Lo mismo puede suceder hoy. A veces no nos damos cuenta de nuestros proyectos, porque ocurre una emergencia inesperada que confunde nuestros programas y requiere flexibilidad y disponibilidad para las necesidades de los demás.

En estas circunstancias, estamos llamados a imitar lo que hizo Jesús: “Bajó de la barca, vio una gran multitud, tuvo compasión de ellos, porque eran como ovejas sin pastor, y comenzó a enseñarles muchas cosas” (v. 34). En esta breve oración, el evangelista nos ofrece un destello de singular intensidad, fotografiando los ojos del Maestro divino y su enseñanza. Miremos los tres verbos de este marco: ver , tener compasión , enseñar . Podemos llamarlos los verbos del Pastor. La mirada de Jesús no es una mirada neutral o, peor aún, fría y desapegada, porque Jesús siempre mira con los ojos del corazón. Y su corazón es tan tierno y lleno de compasión, que sabe cómo capturar incluso las necesidades más ocultas de las personas. Además, su compasión no solo indica una reacción emocional a una situación de inquietud del pueblo, sino que es mucho más: es la actitud y la predisposición de Dios hacia el hombre y su historia. Jesús aparece como la comprensión de la preocupación y el cuidado de Dios por su pueblo.

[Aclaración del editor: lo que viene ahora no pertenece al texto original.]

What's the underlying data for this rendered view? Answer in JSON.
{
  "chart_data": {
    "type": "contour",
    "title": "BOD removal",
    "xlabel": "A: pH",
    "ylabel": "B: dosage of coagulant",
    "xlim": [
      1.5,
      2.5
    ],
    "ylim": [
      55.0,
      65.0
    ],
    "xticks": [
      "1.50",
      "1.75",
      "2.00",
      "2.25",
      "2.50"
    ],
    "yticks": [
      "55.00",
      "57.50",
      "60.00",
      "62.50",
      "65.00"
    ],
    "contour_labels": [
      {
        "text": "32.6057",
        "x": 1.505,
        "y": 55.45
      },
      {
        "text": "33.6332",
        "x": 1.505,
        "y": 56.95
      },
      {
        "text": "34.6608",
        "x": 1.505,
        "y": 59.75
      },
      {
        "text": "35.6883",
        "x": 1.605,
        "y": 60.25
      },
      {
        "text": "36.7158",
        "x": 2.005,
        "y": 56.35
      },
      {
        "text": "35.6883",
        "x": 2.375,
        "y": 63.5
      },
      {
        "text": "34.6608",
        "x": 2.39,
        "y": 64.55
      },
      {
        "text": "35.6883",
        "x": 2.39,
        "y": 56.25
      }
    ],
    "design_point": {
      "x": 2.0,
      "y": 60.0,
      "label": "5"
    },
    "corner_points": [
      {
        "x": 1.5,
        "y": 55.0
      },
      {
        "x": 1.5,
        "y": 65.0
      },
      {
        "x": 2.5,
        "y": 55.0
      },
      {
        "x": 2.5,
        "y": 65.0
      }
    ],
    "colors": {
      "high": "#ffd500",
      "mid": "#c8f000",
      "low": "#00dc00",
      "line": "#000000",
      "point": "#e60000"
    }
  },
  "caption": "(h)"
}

Debido a que Jesús se conmovió al ver a todas aquellas personas que necesitaban guía y ayuda, esperaríamos que ahora obrara algún milagro. En cambio, comenzó a enseñarmuchas cosas Aquí está el primer pan que el Mesías le ofrece a la multitud hambrienta y perdida: el pan de la Palabra. Todos necesitamos la palabra de verdad, para guiarnos e iluminar el camino. Sin la verdad, que es Cristo mismo, no es posible encontrar la orientación correcta de la vida. Cuando uno se aleja de Jesús y su amor, uno se pierde y la existencia se convierte en desilusión e insatisfacción. Con Jesús del lado podemos proceder con seguridad, podemos superar las pruebas, progresamos en amor por Dios y por nuestro prójimo. Jesús se ha hecho un regalo para los demás, convirtiéndose así en un modelo de amor y servicio para cada uno de nosotros.

Que María Santísima nos ayude a enfrentar los problemas, sufrimientos y dificultades de nuestro prójimo, a través de una actitud de compartir y servicio.


Después del Angelus

Queridos hermanos y hermanas:

en las últimas semanas ha habido informes dramáticos de naufragios de embarcaciones cargadas de migrantes en las aguas del Mediterráneo. Expreso mi dolor frente a estas tragedias y aseguro por mis desaparecidos y sus familias mi memoria y mi oración. Dirijo un apremiante llamamiento para que la comunidad internacional actúe con decisión y prontitud para evitar tragedias similares ocurren de nuevo, y para garantizar la seguridad, el respeto de los derechos y la dignidad de todos.

Dirijo mi saludo a todos ustedes, romanos y peregrinos. En particular, saludo a los fieles de la diócesis de Rio do Sul (Brasil), los jóvenes de la diócesis de Sevilla (España) y los jóvenes de la diócesis de Pelplin (Polonia), vine de Asís, en un equipo de relevos de oración para el próximo Sínodo de los Obispos.

Saludo a los grupos y asociaciones parroquiales; el grupo de jóvenes de Piazzola sul Brenta, diócesis de Vicenza.

Les deseo a todos un feliz domingo y, por favor, no olviden rezar por mí. Buen almuerzo y adiós!